Now fast forward to very early 2022, I really shouldn’t be buying more books. I have so many unread books and I vowed to do a book buying ban to start the year right. But in passing I see something online about a biography on V.C. Andrews. And not just any V.C. Andrews biography but one done with the blessing of her family and by her chosen ghostwriter, the legendary author in his own right, Andrew Neiderman.

Did I pre-order this biography I’ve wanted for years, even though I haven’t read any of the latter V.C. Andrews ™ books since the mid-Culter series? Do I drink oceans of tea? And given the chance will eat a tuna cucumber sandwich at 5:45am while my work computer boots up?

<sighs>

Okay, so I’m predictable and weak.

I’ve had The Woman Beyond The Attic: The V.C. Andrews Story for two weeks now and this has been one of my more challenging reviews to write. It’s not a difficult book, filled with high scholarship that even Helene Hanff’s beloved Arthur “Q” Quiller-Couch would have a hard time grasping. And it’s not the sugar-coated fluff biography cranked out in days and sold in mass market paperbacks in the airport newsstand/bookstore.

I was just expecting…more from The Woman Beyond The Attic: The V.C. Andrews Story. Perhaps I’m a greedy-guts wanting a deep dive into a favorite author, something meaty and 16 CDs to play on my commute to work. Think Barbara Seaman’s excellent Lovely Me on Jacqueline Susann, Ruth Franklin’s acclaimed Shirley Jackson: A Rather Haunted Life or Gerri Hirshey’s Not Pretty Enough: The Unlikely Triumph of Helen Gurley Brown.

It’s lovely to have a proper biography of V.C. Andrews and learn more about the woman behind the paperbacks. I never knew just how disabled she was and the lengths she went to disguise her infirmities and how narrow life must have been living with her mother until she found success and a new world opened to her. It’s easy to see how she could translate those parts of her life onto the page. And having some of her personal letters and an partial unpublished manuscript is something very rare. But I wanted more.

I wanted more on each book than a few paragraphs, especially the novels written by V.C. Andrews herself. And here’s the part where the biography failed my expectations. One might expect, given the author is the very person who took over the V.C. Andrews mantle and has produced more V.C. Andrews books than Lindt truffles I’ve eaten (and I might just be addicted to Lindt truffles) to have what happened after her death. What it was like to be chosen and have your legacy become tied to her eternally. Heck, even a bit more of the cultural impact of Andrews on pop culture and teenager reads would be nice. But these are pipe dreams.

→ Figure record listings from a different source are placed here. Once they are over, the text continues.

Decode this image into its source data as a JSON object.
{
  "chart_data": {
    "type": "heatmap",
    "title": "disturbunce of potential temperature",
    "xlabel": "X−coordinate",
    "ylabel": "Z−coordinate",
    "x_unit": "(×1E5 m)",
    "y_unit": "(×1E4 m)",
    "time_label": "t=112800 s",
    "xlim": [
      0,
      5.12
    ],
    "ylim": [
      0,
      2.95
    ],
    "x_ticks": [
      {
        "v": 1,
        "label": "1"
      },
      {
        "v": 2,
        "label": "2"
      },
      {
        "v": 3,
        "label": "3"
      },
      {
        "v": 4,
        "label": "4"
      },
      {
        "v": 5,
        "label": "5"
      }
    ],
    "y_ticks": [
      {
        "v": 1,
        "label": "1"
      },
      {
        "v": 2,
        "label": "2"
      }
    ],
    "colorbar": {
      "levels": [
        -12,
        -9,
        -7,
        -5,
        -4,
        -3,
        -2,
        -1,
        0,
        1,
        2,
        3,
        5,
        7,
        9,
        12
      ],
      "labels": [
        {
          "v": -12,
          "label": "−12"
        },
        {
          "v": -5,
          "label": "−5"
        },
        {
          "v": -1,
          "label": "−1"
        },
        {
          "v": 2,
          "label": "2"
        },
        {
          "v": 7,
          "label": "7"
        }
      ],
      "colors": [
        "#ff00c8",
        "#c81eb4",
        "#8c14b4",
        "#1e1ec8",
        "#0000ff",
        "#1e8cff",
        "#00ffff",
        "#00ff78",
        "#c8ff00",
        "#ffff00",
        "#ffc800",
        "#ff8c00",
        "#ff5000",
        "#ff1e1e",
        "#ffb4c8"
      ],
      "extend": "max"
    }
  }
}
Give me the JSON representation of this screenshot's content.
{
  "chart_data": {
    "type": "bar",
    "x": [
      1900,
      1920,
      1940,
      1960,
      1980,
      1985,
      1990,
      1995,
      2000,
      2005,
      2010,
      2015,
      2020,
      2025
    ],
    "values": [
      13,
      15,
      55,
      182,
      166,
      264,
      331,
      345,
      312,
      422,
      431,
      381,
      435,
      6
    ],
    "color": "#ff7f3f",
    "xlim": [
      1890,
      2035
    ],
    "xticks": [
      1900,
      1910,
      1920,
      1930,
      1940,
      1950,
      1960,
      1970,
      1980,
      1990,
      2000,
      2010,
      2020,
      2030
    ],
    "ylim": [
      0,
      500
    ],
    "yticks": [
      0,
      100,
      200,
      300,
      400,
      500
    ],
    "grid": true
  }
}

Let’s be brutally honest, The Woman Beyond The Attic: The V.C. Andrews Story, is written for the people who remember reading her books as teenagers, watch the Lifetime movies with awe and reverence. And I am not That Person or That Reader. Does that make me A Monster? Perhaps?

I am not The Woman Beyond The Attic: The V.C. Andrews Story’s Ideal Reader but it’s Ideal Reader is out there and I’m glad I read it even if I found it lacking.